Seufzend wandte ich mich an Rozurial. »Ich nehme an, du hast auch etwas anderes zu tun.«

Der Incubus nickte. »Vanzir und ich verfolgen eine neue Spur zu Stacia. Wahrscheinlich wieder falscher Alarm, aber wir müssen uns vergewissern. Wir dürfen nichts übergehen, das uns einen Hinweis auf ihr Versteck geben könnte.«

»Ich wüsste wirklich gern, wie zum Teufel eine so hochrangige Dämonengeneralin in dieser Stadt einfach verschwinden kann.« Camille notierte auf dem Block, wer was vorhatte, als ein Geräusch aus dem Wohnzimmer herüberdrang.

»Hört sich an, als wäre Nerissa wieder zu sich gekommen«, bemerkte ich, und Menolly nickte. Federleicht schwebte sie herab und war schon im bogenförmigen Durchgang verschwunden, ehe ich den Satz ganz beendet hatte.

»Das war's dann wohl. Menolly schläft natürlich, und Shamas wird arbeiten. Iris - was ist mit dir?« Camille ließ den Stift sinken und blickte zu dem Hausgeist auf.

Iris zuckte mit den Schultern. »Ganz normaler Tag. Ich kümmere mich um Maggie und putze das Haus, und dann will ich mit Bruce die letzten Kräuter ernten.«

»Gut, dann sind wir fertig«, sagte ich, als das Telefon klingelte. Da ich am nächsten dran war, nahm ich den Hörer ab. »Hallo?«

Chases Stimme drang an mein Ohr. »Delilah, wir haben ein Problem.«

»Was denn?« Wenn Chase mitten in der Nacht wegen eines »Problems« anrief, war das meistens gewaltig.

»Es gibt einen ziemlichen Aufruhr unten am Dock bei Exo Reed - im Halcyon Hotel and Nightclub. Da tobt ein echter Kampf. Ich brauche da unten so viele von euch wie möglich. Schnell.« Damit legte er einfach auf.

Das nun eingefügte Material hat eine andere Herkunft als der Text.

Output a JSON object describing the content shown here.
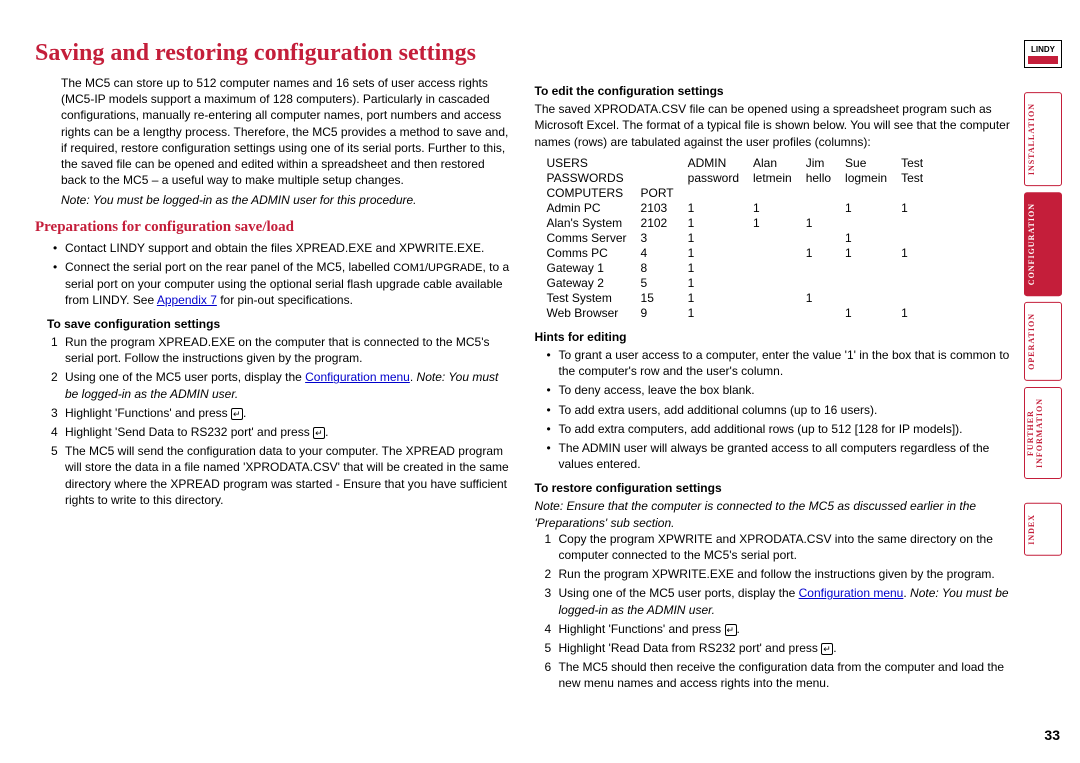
{
  "title": "Saving and restoring configuration settings",
  "intro": "The MC5 can store up to 512 computer names and 16 sets of user access rights (MC5-IP models support a maximum of 128 computers). Particularly in cascaded configurations, manually re-entering all computer names, port numbers and access rights can be a lengthy process. Therefore, the MC5 provides a method to save and, if required, restore configuration settings using one of its serial ports. Further to this, the saved file can be opened and edited within a spreadsheet and then restored back to the MC5 – a useful way to make multiple setup changes.",
  "intro_note": "Note: You must be logged-in as the ADMIN user for this procedure.",
  "prep_heading": "Preparations for configuration save/load",
  "prep_bullets": {
    "b1a": "Contact LINDY support and obtain the files XPREAD.EXE and XPWRITE.EXE.",
    "b2a": "Connect the serial port on the rear panel of the MC5, labelled ",
    "b2_small": "COM1/UPGRADE",
    "b2b": ", to a serial port on your computer using the optional serial flash upgrade cable available from LINDY. See ",
    "b2_link": "Appendix 7",
    "b2c": " for pin-out specifications."
  },
  "save_heading": "To save configuration settings",
  "save_steps": {
    "s1": "Run the program XPREAD.EXE on the computer that is connected to the MC5's serial port. Follow the instructions given by the program.",
    "s2a": "Using one of the MC5 user ports, display the ",
    "s2_link": "Configuration menu",
    "s2b": ". ",
    "s2_note": "Note: You must be logged-in as the ADMIN user.",
    "s3": "Highlight 'Functions' and press ",
    "s4": "Highlight 'Send Data to RS232 port' and press ",
    "s5": "The MC5 will send the configuration data to your computer. The XPREAD program will store the data in a file named 'XPRODATA.CSV' that will be created in the same directory where the XPREAD program was started - Ensure that you have sufficient rights to write to this directory."
  },
  "edit_heading": "To edit the configuration settings",
  "edit_intro": "The saved XPRODATA.CSV file can be opened using a spreadsheet program such as Microsoft Excel. The format of a typical file is shown below. You will see that the computer names (rows) are tabulated against the user profiles (columns):",
  "csv": {
    "headers": [
      "USERS",
      "",
      "ADMIN",
      "Alan",
      "Jim",
      "Sue",
      "Test"
    ],
    "pwrow": [
      "PASSWORDS",
      "",
      "password",
      "letmein",
      "hello",
      "logmein",
      "Test"
    ],
    "comprow": [
      "COMPUTERS",
      "PORT",
      "",
      "",
      "",
      "",
      ""
    ],
    "rows": [
      [
        "Admin PC",
        "2103",
        "1",
        "1",
        "",
        "1",
        "1"
      ],
      [
        "Alan's System",
        "2102",
        "1",
        "1",
        "1",
        "",
        ""
      ],
      [
        "Comms Server",
        "3",
        "1",
        "",
        "",
        "1",
        ""
      ],
      [
        "Comms PC",
        "4",
        "1",
        "",
        "1",
        "1",
        "1"
      ],
      [
        "Gateway 1",
        "8",
        "1",
        "",
        "",
        "",
        ""
      ],
      [
        "Gateway 2",
        "5",
        "1",
        "",
        "",
        "",
        ""
      ],
      [
        "Test System",
        "15",
        "1",
        "",
        "1",
        "",
        ""
      ],
      [
        "Web Browser",
        "9",
        "1",
        "",
        "",
        "1",
        "1"
      ]
    ]
  },
  "hints_heading": "Hints for editing",
  "hints": {
    "h1": "To grant a user access to a computer, enter the value '1' in the box that is common to the computer's row and the user's column.",
    "h2": "To deny access, leave the box blank.",
    "h3": "To add extra users, add additional columns (up to 16 users).",
    "h4": "To add extra computers, add additional rows (up to 512 [128 for IP models]).",
    "h5": "The ADMIN user will always be granted access to all computers regardless of the values entered."
  },
  "restore_heading": "To restore configuration settings",
  "restore_note": "Note: Ensure that the computer is connected to the MC5 as discussed earlier in the 'Preparations' sub section.",
  "restore_steps": {
    "r1": "Copy the program XPWRITE and XPRODATA.CSV into the same directory on the computer connected to the MC5's serial port.",
    "r2": "Run the program XPWRITE.EXE and follow the instructions given by the program.",
    "r3a": "Using one of the MC5 user ports, display the ",
    "r3_link": "Configuration menu",
    "r3b": ". ",
    "r3_note": "Note: You must be logged-in as the ADMIN user.",
    "r4": "Highlight 'Functions' and press ",
    "r5": "Highlight 'Read Data from RS232 port' and press ",
    "r6": "The MC5 should then receive the configuration data from the computer and load the new menu names and access rights into the menu."
  },
  "nav": {
    "logo": "LINDY",
    "tabs": {
      "t1": "INSTALLATION",
      "t2": "CONFIGURATION",
      "t3": "OPERATION",
      "t4a": "FURTHER",
      "t4b": "INFORMATION",
      "t5": "INDEX"
    }
  },
  "page_number": "33"
}
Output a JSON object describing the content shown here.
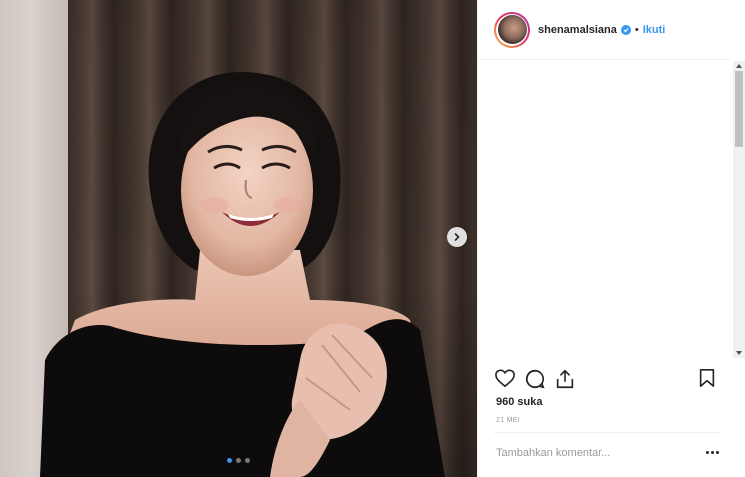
{
  "post": {
    "author": {
      "username": "shenamalsiana",
      "verified": true,
      "separator": "•",
      "follow_label": "Ikuti"
    },
    "media": {
      "description_icon": "photo",
      "carousel": {
        "count": 3,
        "active_index": 0
      },
      "next_icon": "chevron-right-icon"
    },
    "actions": {
      "like_icon": "heart-icon",
      "comment_icon": "speech-bubble-icon",
      "share_icon": "share-icon",
      "save_icon": "bookmark-icon"
    },
    "likes_text": "960 suka",
    "date_text": "21 MEI",
    "comment_box": {
      "placeholder": "Tambahkan komentar...",
      "more_icon": "more-options-icon"
    }
  },
  "colors": {
    "accent": "#3897f0",
    "text": "#262626",
    "muted": "#999999",
    "divider": "#efefef"
  }
}
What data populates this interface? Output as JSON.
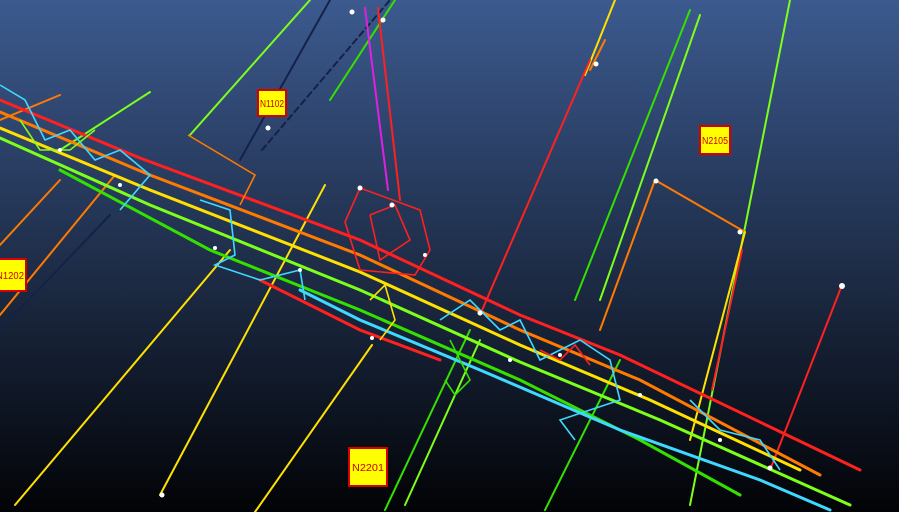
{
  "viewport": {
    "background_top": "#3c5a8f",
    "background_bottom": "#020306"
  },
  "labels": {
    "n1102": "N1102",
    "n2105": "N2105",
    "n1202": "N1202",
    "n2201": "N2201"
  },
  "label_style": {
    "fill": "#ffff00",
    "border": "#d40000",
    "text": "#cc0000"
  },
  "line_colors": {
    "red": "#ff2020",
    "orange": "#ff7a00",
    "yellow": "#ffe100",
    "lime": "#7cff1a",
    "green": "#34e000",
    "cyan": "#3fd8ff",
    "magenta": "#e020e0",
    "navy": "#14224a",
    "node": "#ffffff"
  }
}
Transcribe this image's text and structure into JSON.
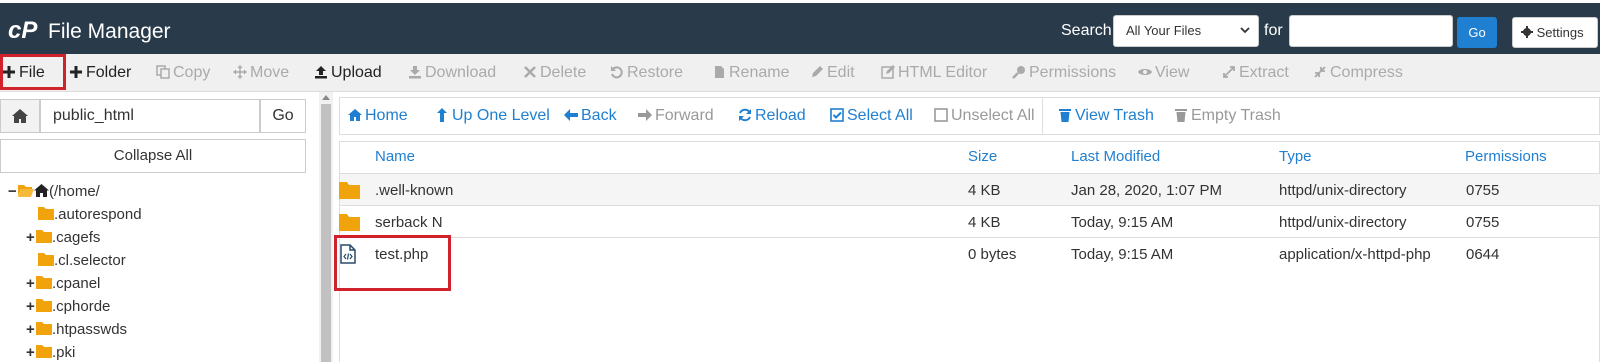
{
  "app": {
    "title": "File Manager"
  },
  "search": {
    "label": "Search",
    "scope": "All Your Files",
    "for_label": "for",
    "query": "",
    "go_label": "Go",
    "settings_label": "Settings"
  },
  "toolbar": {
    "file": "File",
    "folder": "Folder",
    "copy": "Copy",
    "move": "Move",
    "upload": "Upload",
    "download": "Download",
    "delete": "Delete",
    "restore": "Restore",
    "rename": "Rename",
    "edit": "Edit",
    "html_editor": "HTML Editor",
    "permissions": "Permissions",
    "view": "View",
    "extract": "Extract",
    "compress": "Compress"
  },
  "sidebar": {
    "path": "public_html",
    "go_label": "Go",
    "collapse_label": "Collapse All",
    "root_label": "(/home/",
    "tree": [
      {
        "label": ".autorespond",
        "expandable": false
      },
      {
        "label": ".cagefs",
        "expandable": true
      },
      {
        "label": ".cl.selector",
        "expandable": false
      },
      {
        "label": ".cpanel",
        "expandable": true
      },
      {
        "label": ".cphorde",
        "expandable": true
      },
      {
        "label": ".htpasswds",
        "expandable": true
      },
      {
        "label": ".pki",
        "expandable": true
      }
    ]
  },
  "nav": {
    "home": "Home",
    "up_one_level": "Up One Level",
    "back": "Back",
    "forward": "Forward",
    "reload": "Reload",
    "select_all": "Select All",
    "unselect_all": "Unselect All",
    "view_trash": "View Trash",
    "empty_trash": "Empty Trash"
  },
  "table": {
    "columns": {
      "name": "Name",
      "size": "Size",
      "modified": "Last Modified",
      "type": "Type",
      "permissions": "Permissions"
    },
    "rows": [
      {
        "icon": "folder-icon",
        "name": ".well-known",
        "size": "4 KB",
        "modified": "Jan 28, 2020, 1:07 PM",
        "type": "httpd/unix-directory",
        "permissions": "0755"
      },
      {
        "icon": "folder-icon",
        "name": "serback N",
        "size": "4 KB",
        "modified": "Today, 9:15 AM",
        "type": "httpd/unix-directory",
        "permissions": "0755"
      },
      {
        "icon": "code-file-icon",
        "name": "test.php",
        "size": "0 bytes",
        "modified": "Today, 9:15 AM",
        "type": "application/x-httpd-php",
        "permissions": "0644"
      }
    ]
  },
  "colors": {
    "topbar": "#293a4a",
    "accent_blue": "#1f7fd0",
    "folder": "#f0a30a",
    "highlight_red": "#d1212a"
  }
}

Stöhnend drehte ich mich zu den anderen um. »Niemand geht ins Bett. Es gibt Arger bei Exo Reed. Chase braucht uns. Iris - du und Bruce bleibt bei Maggie und Nerissa. Alle anderen machen sich zack, zack fertig, und ab.«

Beim Blick auf die Uhr verzog ich das Gesicht. Wir waren alle müde, aber wenn es um solche Anrufe ging, mussten wir vierundzwanzig Stunden am Tag einsatzbereit sein. Ich konnte nur darum beten, dass wir nicht ausgerechnet heute Nacht in eine große Schlacht gegen Stacia hineingeraten würden. Wir mussten sie finden, ja, aber ich wollte ihr wirklich nicht gegenübertreten, wenn ich nach Skunk stank, völlig erschöpft war und mich schmuddelig fühlte.